# Typo Detection Part III Comparing Matrices with the Vector Distance

This entry is part 3 of 6 in the series Typo detection
Hey. This page is more than 7 years old! The content here is probably outdated, so bear that in mind. If this post is part of a series, there may be a more recent post that supersedes this one.

In the last typos-detection-posts I worked out the POS transition matrices for 3 classic books, to serve as comparisons of  “exemplary writing” to compare to my own rubbishy style matrix. What I have done now is done a bit of post-processing on those matrices to try and compare them. To be honest statistics and matrices do my head in, so I have done my best, rather than produce something useful.

Comparing two matrices is not as trivial as I thought (what is, right!). I googled “How do I compare two matrices” and get the following pointers:

1. You can calculate the distance between matrices. There are (more than) a couple of ways to do this, I think, but the most understandable to me is calculating the norm of the difference
2. You can do a correlation analysis.
3. You can produce a similarity matrix

I have done all of the above to cross-compare the four matrices I have, to see if I get anything useful. Excuse me for what follows: my explanation for what numbers I have crunched.

## Matrix Distance

This lecture paper explains matrix norms pretty clearly:

The norm of a matrix is a measure of how large its elements are. It is a way of determining the “size” or “magnitude” of a matrix that is not necessarily related to how many rows or columns the matrix has.

Perfect! And so if I work out the norm of the difference between matrixes, $\lVert \mathbf{A-B} \rVert = norm(\mathbf{A} - \mathbf{B})$, this will be me a single scalar which is an indication of the similarity between $\mathbf{A}$ and $\mathbf{B}$ (as the norm/distance gets closer to zero).

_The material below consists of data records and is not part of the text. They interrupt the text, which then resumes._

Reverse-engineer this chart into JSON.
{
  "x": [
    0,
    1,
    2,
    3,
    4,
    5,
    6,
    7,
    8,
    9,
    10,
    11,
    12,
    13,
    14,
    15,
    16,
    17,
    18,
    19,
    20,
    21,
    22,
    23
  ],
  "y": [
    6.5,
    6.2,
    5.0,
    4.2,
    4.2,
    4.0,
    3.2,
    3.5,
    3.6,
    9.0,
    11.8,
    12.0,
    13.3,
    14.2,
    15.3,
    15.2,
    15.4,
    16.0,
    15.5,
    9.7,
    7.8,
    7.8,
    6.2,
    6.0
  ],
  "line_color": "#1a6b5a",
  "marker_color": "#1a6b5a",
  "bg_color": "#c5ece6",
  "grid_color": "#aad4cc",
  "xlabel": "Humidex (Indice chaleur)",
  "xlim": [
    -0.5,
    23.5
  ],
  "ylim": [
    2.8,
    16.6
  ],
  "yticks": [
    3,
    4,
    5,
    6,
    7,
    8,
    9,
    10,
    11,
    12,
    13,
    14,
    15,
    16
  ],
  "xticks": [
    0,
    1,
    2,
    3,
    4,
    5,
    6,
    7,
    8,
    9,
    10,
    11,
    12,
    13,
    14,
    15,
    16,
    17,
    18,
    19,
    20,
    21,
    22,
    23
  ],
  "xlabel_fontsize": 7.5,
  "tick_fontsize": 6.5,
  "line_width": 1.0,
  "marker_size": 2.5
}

Of course, there is more than one way to skin a cat and as the lecture paper I linked to before sets out, there a few different norms too. I chose:

1. the Frobenius norm, initially because it sounded the best (literally), and;
2. the L2-norm.

Now, were I thinking about the magnitude of a matrix, or more simply a vector in space, I would default to applying Pythagoras’s theory. In matrix-talk this the Euclidean norm. What threw me to start with was that depending on where you look, both the Frobenius and L2 norm both get called the Euclidean norm, and in matrix notation both are slightly mind boggling and look nothing like $a^2 = b^2 + c^2$. Anyway, after getting my brain in math-mode I got there in the end:

### Frobenius Norm

Ferdinand Georg (love the no e) Frobenius

A clear example here. And here is it in Math-Speak:

$\| A \|_F = \sqrt{\left( \sum_{i,j=1}^n | a_{ij} |^2 \right)}$

In my eyes, this looks most like Pythagoras right? The lecture paper I linked to before, I think, equates the Euclidean norm to the Frobenius norm. The matrix notation for it is a bit more convoluted, which was what was making me confused:

$\| A \|_F =\sqrt{trace(\mathbf{A} \mathbf{A}')}$

Turns out that:

• $trace(\mathbf{A})$ was (the sum of the diagonals)
• In my real number square matrix condition $\mathbf{A}'= \mathbf{A}^\intercal$, and;
• I just stick  $\mathbf{A} = \mathbf{B} - \mathbf{C}$ in there with $\mathbf{B}$ as one of my probability matrixes and $\mathbf{B}$ as the other.

Even easier (after I had gone and written my own code to work it out Grrrr!) I found that the JAMA matrix library I am using has a method (Matrix.normF()) already. Here is my implementation anyway, just because:

[code]
public static double calc(Matrix A, Matrix B){
Matrix C = A.minus(B);
Matrix Ct = C.transpose();
return Math.sqrt((Ct.times(C)).trace());
}
[/code]

Incidentally (but good to know?) it turns out Ferdinand Georg Frobenius was a bit of a Smarty-Pants

### The L2-Norm

This is more of the same really, except rather than adding ALL the squares in the matrix together and taking the root of the sum (which is what the Frobenius norm does) the L2-Norm takes the Euclidean length of each column (vector) and then adds them all together. Quite why you would does this, I am none the wiser. It gives a different value to the Frobenius norm (of course) and it can be shown by maths-heads to always be smaller than (or equal to?) the $\| A \|_F$.

By this stage I had wised-up. The JAMA matrix library has it already as Matrix.norm2().